A spiegare la genesi del libro, edito è lo stesso autore, che inizia dicendo: “Ho deciso di scrivere insieme a Manuela D’Alessandro ed Antonietta Ferrante, due giornaliste che scrivono di cronaca giudiziaria e che ho scelto volutamente, proprio perché il libro è sì un’autobiografia, ma è anche una denuncia. Una denuncia che riguarda quello che è stato il mio lavoro ed il sistema di cui ho fatto parte fino allo scorso anno. A mio avviso – continua Claudio Gavillucci – questa vicenda era da mettere in evidenza, perché la giustizia sportiva ha dimostrato, ancora una volta, delle enormi lacune. A 38 anni, dopo aver diretto oltre 600 gare, di cui 50 nella massima serie, con tre parole ‘motivate valutazioni tecniche’, ricevute con un SMS dal mio designatore Nicola Rizzoli, mi è stato dato il ben servito dall’Associazione Italiana Arbitri e dalla Serie A. Tutto questo è avvenuto dopo essere stato in quell’anno, tra gli arbitri più impegnati del campionato, e che fino all’ultima giornata della stagione, ha diretto una gara importantissima per la lotta salvezza, ovvero quella tra Udinese e Bologna, nella quale la squadra di casa cercava l’ultimo punto necessario per la salvezza matematica. Sono voluto andare fino in fondo, per capire se queste valutazioni tecniche, fossero realmente motivate. Da qui inizia il mio libro, ed in particolare dalla partita Sampdoria-Napoli. Un arbitro generalmente diventa famoso quando commette degli errori, io, invece, sono diventato famoso quando la mia carriera stava per finire, per una situazione che non c’entrava niente con degli errori, ma che invece riguardava un grande problema in Italia, che è la lotta al razzismo. Nella mia battaglia legale, che descrivo nel libro, anche grazie a dei documenti che sono riuscito ad ottenere, ho evidenziato delle illogicità. Per i valori che mi hanno contraddistinto nella vita di tutti i giorni, quali l’onestà, il rispetto delle regole, la trasparenza, la lotta a qualsiasi tipo di discriminazione, non solo a quella razziale, mi sono convinto che questa battaglia, che era nata come una questione personale, doveva essere portata a conoscenza di tutti, perché doveva diventare una battaglia di tutti, in primis dei miei colleghi arbitri”.

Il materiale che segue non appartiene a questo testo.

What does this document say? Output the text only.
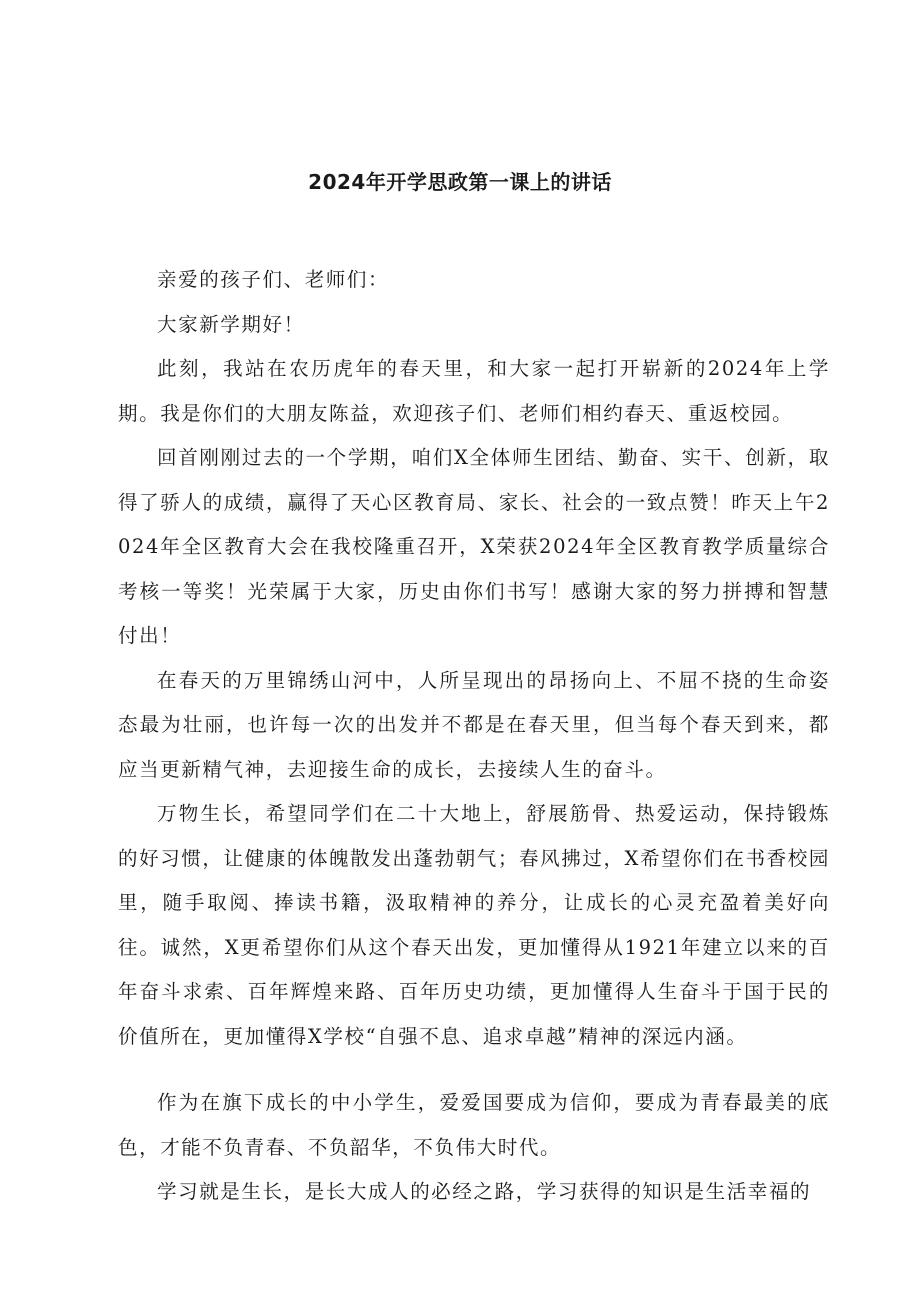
2024年开学思政第一课上的讲话

亲爱的孩子们、老师们：

大家新学期好！

此刻，我站在农历虎年的春天里，和大家一起打开崭新的2024年上学期。我是你们的大朋友陈益，欢迎孩子们、老师们相约春天、重返校园。

回首刚刚过去的一个学期，咱们X全体师生团结、勤奋、实干、创新，取得了骄人的成绩，赢得了天心区教育局、家长、社会的一致点赞！昨天上午2024年全区教育大会在我校隆重召开，X荣获2024年全区教育教学质量综合考核一等奖！光荣属于大家，历史由你们书写！感谢大家的努力拼搏和智慧付出！

在春天的万里锦绣山河中，人所呈现出的昂扬向上、不屈不挠的生命姿态最为壮丽，也许每一次的出发并不都是在春天里，但当每个春天到来，都应当更新精气神，去迎接生命的成长，去接续人生的奋斗。

万物生长，希望同学们在二十大地上，舒展筋骨、热爱运动，保持锻炼的好习惯，让健康的体魄散发出蓬勃朝气；春风拂过，X希望你们在书香校园里，随手取阅、捧读书籍，汲取精神的养分，让成长的心灵充盈着美好向往。诚然，X更希望你们从这个春天出发，更加懂得从1921年建立以来的百年奋斗求索、百年辉煌来路、百年历史功绩，更加懂得人生奋斗于国于民的价值所在，更加懂得X学校“自强不息、追求卓越”精神的深远内涵。

作为在旗下成长的中小学生，爱爱国要成为信仰，要成为青春最美的底色，才能不负青春、不负韶华，不负伟大时代。

学习就是生长，是长大成人的必经之路，学习获得的知识是生活幸福的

Claudio Gavillucci si è quindi macchiato della colpa di aver applicato il protocollo durante la partita Sampdoria – Napoli del 13 Maggio 2018 allorquando decide di sospendere il match a causa dei cori razzisti indirizzati ai calciatori del Napoli ed in particolare al difensore Koulibaly: ricordiamo a tal proposito che lo stesso presidente della Samp, Ferrero, era stato costretto a scendere in campo per fermare i propri tifosi.

A seguito dell’episodio di cui sopra l’AIA lo dichiarerà “dismesso”, benché in quell’anno i giornali sportivi lo considerino ampiamente lontano dalle ultime posizioni, nella speciale classifica di valutazione degli arbitri.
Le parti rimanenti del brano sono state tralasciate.